The Congress party’s traditional strategy of plotting against their own regional leaders has caused this. Each powerful regional chieftain has emerged at the cost of a powerful congress leader in the same state. Typically if the Congress has a strong grassroots leader as a CM, his bĂȘte noire controls the local party unit. This ensures there are enough pulls and pressures on his power-base to weaken and gradually destroy. Mamata Banerjee was a Congress leader once upon a time who went on to become a minister in the NDA and eventually a non-congress CM. Jagan Reddy will be a powerful influencer after the next polls and shall have the option of joining any coalition on his terms. Orissa had just once leader of stature- Biju Patnaik. He was kept at bay and largely out of power by a successful Congress machinery. Ironically the congress was decimated after he died, in part due to 10 Janpath weakening the local satrap. Scindia and Digvijay Singh shall ensure neither rules M.P. Both shall be supported by the Gandhi family in alternate cycles.

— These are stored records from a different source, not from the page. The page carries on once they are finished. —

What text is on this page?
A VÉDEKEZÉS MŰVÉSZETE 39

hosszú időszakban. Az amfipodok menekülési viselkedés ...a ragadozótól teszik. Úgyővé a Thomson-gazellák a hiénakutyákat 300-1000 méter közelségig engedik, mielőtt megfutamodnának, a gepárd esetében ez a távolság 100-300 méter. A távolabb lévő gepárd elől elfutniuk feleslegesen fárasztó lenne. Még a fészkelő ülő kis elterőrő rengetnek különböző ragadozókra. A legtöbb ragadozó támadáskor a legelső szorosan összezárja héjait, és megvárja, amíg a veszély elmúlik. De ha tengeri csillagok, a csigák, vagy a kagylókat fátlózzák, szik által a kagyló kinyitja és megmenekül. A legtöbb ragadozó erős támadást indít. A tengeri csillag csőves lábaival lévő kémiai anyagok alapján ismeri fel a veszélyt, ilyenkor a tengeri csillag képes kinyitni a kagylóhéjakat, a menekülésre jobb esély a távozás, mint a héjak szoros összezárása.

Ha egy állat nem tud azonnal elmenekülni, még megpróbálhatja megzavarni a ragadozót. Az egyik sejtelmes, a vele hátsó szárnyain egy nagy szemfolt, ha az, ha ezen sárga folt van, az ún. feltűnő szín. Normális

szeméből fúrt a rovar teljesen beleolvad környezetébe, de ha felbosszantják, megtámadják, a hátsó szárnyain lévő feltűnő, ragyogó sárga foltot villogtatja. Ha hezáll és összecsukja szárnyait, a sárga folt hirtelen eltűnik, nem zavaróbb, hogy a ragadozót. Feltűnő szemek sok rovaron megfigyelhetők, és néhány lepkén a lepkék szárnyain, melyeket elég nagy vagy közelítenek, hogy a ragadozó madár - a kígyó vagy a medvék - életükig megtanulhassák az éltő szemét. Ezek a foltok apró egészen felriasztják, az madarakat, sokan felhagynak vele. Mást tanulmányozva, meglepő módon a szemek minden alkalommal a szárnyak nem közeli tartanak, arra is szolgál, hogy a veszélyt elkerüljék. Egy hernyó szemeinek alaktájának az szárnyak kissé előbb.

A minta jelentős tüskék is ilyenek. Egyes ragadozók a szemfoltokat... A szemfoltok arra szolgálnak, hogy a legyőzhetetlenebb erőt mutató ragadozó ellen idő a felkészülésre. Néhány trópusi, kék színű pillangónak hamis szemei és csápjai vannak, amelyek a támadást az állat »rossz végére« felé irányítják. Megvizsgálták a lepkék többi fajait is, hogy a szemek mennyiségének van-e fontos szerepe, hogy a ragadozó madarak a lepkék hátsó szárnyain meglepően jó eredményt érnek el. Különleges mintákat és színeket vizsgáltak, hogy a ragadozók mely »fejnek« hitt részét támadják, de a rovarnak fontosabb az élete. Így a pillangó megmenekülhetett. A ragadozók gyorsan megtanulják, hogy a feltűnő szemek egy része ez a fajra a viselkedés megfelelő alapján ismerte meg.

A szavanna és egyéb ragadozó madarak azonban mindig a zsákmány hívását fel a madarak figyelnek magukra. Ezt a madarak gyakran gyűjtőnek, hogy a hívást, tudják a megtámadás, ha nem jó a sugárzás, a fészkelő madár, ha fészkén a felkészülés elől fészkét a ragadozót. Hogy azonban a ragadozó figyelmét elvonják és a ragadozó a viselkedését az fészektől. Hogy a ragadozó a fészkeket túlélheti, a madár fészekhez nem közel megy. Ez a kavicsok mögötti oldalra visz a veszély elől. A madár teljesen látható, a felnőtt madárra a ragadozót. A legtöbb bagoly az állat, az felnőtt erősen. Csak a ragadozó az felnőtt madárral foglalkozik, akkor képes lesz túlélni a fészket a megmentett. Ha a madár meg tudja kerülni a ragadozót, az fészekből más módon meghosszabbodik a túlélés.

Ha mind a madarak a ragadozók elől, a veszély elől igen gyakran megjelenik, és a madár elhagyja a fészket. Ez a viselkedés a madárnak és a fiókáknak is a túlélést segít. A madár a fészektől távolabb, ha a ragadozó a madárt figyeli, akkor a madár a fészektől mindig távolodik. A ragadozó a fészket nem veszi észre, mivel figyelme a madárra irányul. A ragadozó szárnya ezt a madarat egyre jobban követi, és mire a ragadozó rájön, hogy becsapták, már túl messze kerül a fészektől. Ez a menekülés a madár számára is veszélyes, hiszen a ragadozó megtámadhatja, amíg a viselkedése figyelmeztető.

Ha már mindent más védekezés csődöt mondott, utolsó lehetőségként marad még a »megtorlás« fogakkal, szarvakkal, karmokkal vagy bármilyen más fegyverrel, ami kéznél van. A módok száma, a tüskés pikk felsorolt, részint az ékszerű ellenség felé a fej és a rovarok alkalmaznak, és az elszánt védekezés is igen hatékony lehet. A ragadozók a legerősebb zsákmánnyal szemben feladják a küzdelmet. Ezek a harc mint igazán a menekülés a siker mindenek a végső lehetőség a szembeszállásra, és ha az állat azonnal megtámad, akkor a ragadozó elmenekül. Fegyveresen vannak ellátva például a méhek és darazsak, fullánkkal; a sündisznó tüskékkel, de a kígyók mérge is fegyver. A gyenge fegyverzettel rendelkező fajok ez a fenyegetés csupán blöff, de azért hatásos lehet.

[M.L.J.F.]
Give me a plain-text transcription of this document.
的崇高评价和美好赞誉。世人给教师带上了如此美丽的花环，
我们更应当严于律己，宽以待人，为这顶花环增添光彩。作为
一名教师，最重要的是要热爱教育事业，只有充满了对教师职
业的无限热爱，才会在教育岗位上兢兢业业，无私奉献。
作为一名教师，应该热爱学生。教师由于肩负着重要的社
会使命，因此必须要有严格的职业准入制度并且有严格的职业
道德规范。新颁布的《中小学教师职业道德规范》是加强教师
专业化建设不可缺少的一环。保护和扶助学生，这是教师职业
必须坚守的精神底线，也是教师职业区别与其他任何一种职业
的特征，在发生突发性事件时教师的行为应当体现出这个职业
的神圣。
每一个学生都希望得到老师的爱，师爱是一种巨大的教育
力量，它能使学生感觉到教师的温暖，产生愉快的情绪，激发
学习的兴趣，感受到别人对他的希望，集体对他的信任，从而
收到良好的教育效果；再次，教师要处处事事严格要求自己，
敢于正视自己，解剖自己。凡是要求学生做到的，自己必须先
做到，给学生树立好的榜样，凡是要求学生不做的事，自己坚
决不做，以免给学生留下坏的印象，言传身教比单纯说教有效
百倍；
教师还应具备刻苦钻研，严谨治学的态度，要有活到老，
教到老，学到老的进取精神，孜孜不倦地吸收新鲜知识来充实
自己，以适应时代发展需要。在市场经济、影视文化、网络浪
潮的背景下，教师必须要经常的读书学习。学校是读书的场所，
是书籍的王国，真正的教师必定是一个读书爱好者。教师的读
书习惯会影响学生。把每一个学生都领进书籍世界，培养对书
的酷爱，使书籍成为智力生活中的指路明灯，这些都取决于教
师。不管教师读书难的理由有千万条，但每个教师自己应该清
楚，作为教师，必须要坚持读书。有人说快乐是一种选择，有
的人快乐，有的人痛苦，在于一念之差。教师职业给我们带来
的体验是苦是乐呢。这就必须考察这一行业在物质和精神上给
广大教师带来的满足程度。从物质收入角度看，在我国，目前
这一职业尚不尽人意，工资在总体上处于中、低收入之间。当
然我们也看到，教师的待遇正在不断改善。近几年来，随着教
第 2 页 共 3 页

The BJP has strong local leaders too but most of them have governance as their calling card. Raman Singh, Shivraj Chauhan and Narendra Modi are seen as progressive CMs. Their local strength is seen as an asset by the BJP. Each of them have supporters and detractors in the central arrangement. In the absence of a single-point power centre, this acts as a tailwind. Karnataka, the one state they failed was because of the absence of a strong local leader. When we look at regional alliances like JD(U)- BJP in Bihar, or the Shiv Sena- BJP in the past, the BJP has played 2nd fiddle in letter and spirit as mandated electorally. Contrast it with the NCP-Congress alliance in Maharashtra today where each tires to unseat the other every fortnight.
Future growth will not be a function of the next Prime Minister as much as it will on the nature of mandate. It is important for a national party to get as close to a majority as possible so that coalition partners are seen to be partners in governance and not irritants engaged in perpetual give-and-take. On sheer bench-strength quality the BJP should make a better choice currently, ideally without Mulayam/Mayawati or Jayalalitha/Karunanidhi. And if Narendbhai is not an acceptable choice for PM, we can make do with a Shivraj Chauhan or Raman Singh. The days of the all-powerful PM are history anyway. And we will probably be spared the likes of Sushil Shinde as Home Minister!